接下來一步步分析這個函式。我們可以看到，Watchdog執行緒是一個死迴圈，也就是說會一直執行。在以上程式碼片段新增[a]-[g]的標識。分別對應下面的a-g。

a. 首先遍歷系統所有的HandlerChecker，然後呼叫scheduleCheckLocked執行檢查動作。程式碼片段：

        public void scheduleCheckLocked() {
            if (mMonitors.size() == 0 && mHandler.getLooper().getQueue().isPolling()) {
               // ...
                mCompleted = true;
                return;
            }

            if (!mCompleted) {
                // we already have a check in flight, so no need
                return;
            }

            mCompleted = false;
            mCurrentMonitor = null;
            mStartTime = SystemClock.uptimeMillis();
            mHandler.postAtFrontOfQueue(this);
        }

HanderChecker: 對於名字不是foreground thread的HandlerChecker來說，mMonitors.size()為0，如果mHandler.getLooper().getQueue().isPolling()返回true，說明當前的訊息池正常，否則，說明當前的訊息已經阻塞。那麼後面的mHandler.postAtFrontOfQueue(this)也會阻塞，mCompleted就等於false。
MoniterChecker: 對於monitorChecker來說，mHandler.postAtFrontOfQueue(this)將會順利執行，而且訊息是在訊息佇列的最前端。所以會立即執行run方法。程式碼片段如下：

        @Override
        public void run() {
            final int size = mMonitors.size();
            for (int i = 0 ; i < size ; i++) {
                synchronized (Watchdog.this) {
                    mCurrentMonitor = mMonitors.get(i);
                }
                mCurrentMonitor.monitor();
            }

            synchronized (Watchdog.this) {
                mCompleted = true;
                mCurrentMonitor = null;
            }
        }

MoniterChecker會執行monitor()方法。我們看ActivityManagerService,java的monitor方法，僅僅是請求了synchronized，如果this被其他地方持有，那麼這個地方就會等待。
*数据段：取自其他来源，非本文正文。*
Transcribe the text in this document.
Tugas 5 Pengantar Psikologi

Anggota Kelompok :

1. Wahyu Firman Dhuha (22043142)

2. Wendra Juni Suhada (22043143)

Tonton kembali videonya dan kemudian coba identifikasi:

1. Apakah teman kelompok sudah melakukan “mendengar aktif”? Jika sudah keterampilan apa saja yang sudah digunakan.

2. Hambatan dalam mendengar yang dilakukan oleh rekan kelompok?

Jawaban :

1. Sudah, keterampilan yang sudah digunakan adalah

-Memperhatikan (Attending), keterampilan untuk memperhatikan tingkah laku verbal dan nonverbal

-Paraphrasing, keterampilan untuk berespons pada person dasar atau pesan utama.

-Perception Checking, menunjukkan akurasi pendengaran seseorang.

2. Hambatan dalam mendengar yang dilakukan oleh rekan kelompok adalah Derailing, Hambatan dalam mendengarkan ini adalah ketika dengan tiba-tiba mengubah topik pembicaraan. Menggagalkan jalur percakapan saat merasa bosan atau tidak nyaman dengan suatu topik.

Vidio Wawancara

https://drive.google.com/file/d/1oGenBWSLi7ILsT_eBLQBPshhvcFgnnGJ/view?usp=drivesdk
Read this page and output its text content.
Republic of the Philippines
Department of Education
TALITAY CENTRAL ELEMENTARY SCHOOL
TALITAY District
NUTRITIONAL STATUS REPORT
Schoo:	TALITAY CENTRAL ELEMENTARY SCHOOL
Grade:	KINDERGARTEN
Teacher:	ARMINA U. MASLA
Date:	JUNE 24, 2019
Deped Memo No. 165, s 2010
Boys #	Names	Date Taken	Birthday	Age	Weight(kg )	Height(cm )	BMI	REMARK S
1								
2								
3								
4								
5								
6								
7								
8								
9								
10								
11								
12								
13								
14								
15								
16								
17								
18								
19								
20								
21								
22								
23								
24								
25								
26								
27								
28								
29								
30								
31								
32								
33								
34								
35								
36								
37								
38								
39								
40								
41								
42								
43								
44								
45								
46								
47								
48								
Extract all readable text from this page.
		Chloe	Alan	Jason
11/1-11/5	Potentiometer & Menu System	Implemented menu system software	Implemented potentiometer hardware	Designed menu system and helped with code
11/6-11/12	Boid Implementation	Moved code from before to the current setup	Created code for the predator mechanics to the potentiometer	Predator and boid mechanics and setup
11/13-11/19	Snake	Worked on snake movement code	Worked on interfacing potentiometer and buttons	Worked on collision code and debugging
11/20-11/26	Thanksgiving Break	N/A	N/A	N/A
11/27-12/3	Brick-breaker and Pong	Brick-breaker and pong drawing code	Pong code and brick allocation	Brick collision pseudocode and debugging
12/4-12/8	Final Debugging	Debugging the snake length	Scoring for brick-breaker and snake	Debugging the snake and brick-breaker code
    public void monitor() {
        synchronized (this) { }
    }

BinderThreadMonitor比較特殊，最終的判斷位於frameworks/native/libs/binder/IPCThreadState.cpp，判斷方法是當前進行Binder通訊的執行緒數不能超過mMaxThreads，對於SysemServer來說，這個最大值是31，定義在SystemServer.java裡面。程式碼片段：

void IPCThreadState::blockUntilThreadAvailable()
{
    pthread_mutex_lock(&mProcess->mThreadCountLock);
    while (mProcess->mExecutingThreadsCount >= mProcess->mMaxThreads) {
        ALOGW("Waiting for thread to be free. mExecutingThreadsCount=%lu mMaxThreads=%lu\n",
                static_cast<unsigned long>(mProcess->mExecutingThreadsCount),
                static_cast<unsigned long>(mProcess->mMaxThreads));
        pthread_cond_wait(&mProcess->mThreadCountDecrement, &mProcess->mThreadCountLock);
    }
    pthread_mutex_unlock(&mProcess->mThreadCountLock);

回到HandlerChecker的run方法，如果mCurrentMonitor.monitor();執行完成，沒有等待，那麼就會賦值mCompleted = true;和mCurrentMonitor = null;

後面的[c]步驟會用到這裡的結果。

b. 由於我們的檢查週期是30s，當啟動檢查之後，會讓Watchdog執行緒等待30s.

c. 呼叫evaluateCheckerCompletionLocked計算當前的檢查結果。然後呼叫getCompletionStateLocked獲取完成狀態。程式碼片段：

        public int getCompletionStateLocked() {
            if (mCompleted) {
                return COMPLETED;
            } else {
                long latency = SystemClock.uptimeMillis() - mStartTime;
                if (latency < mWaitMax/2) {
                    return WAITING;
                } else if (latency < mWaitMax) {
                    return WAITED_HALF;
                }
            }
            return OVERDUE;
        }

分別介紹四種狀態以及對應的條件：

COMPLETED：監控的訊息佇列沒有阻塞且監控的monitor可以正常申請鎖。如步驟[a] 所講,此時mCompleted=true。
WAITING：監控的訊息佇列阻塞時間或者監控的monitor無法申請鎖時間在0-30s之間。
WAITED_HALF：監控的訊息佇列阻塞時間或者監控的monitor無法申請鎖的時間在30-60s之間。
OVERDUE：監控的訊息佇列阻塞時間或者監控的monitor無法申請鎖的時間超過我們預設的延時60s。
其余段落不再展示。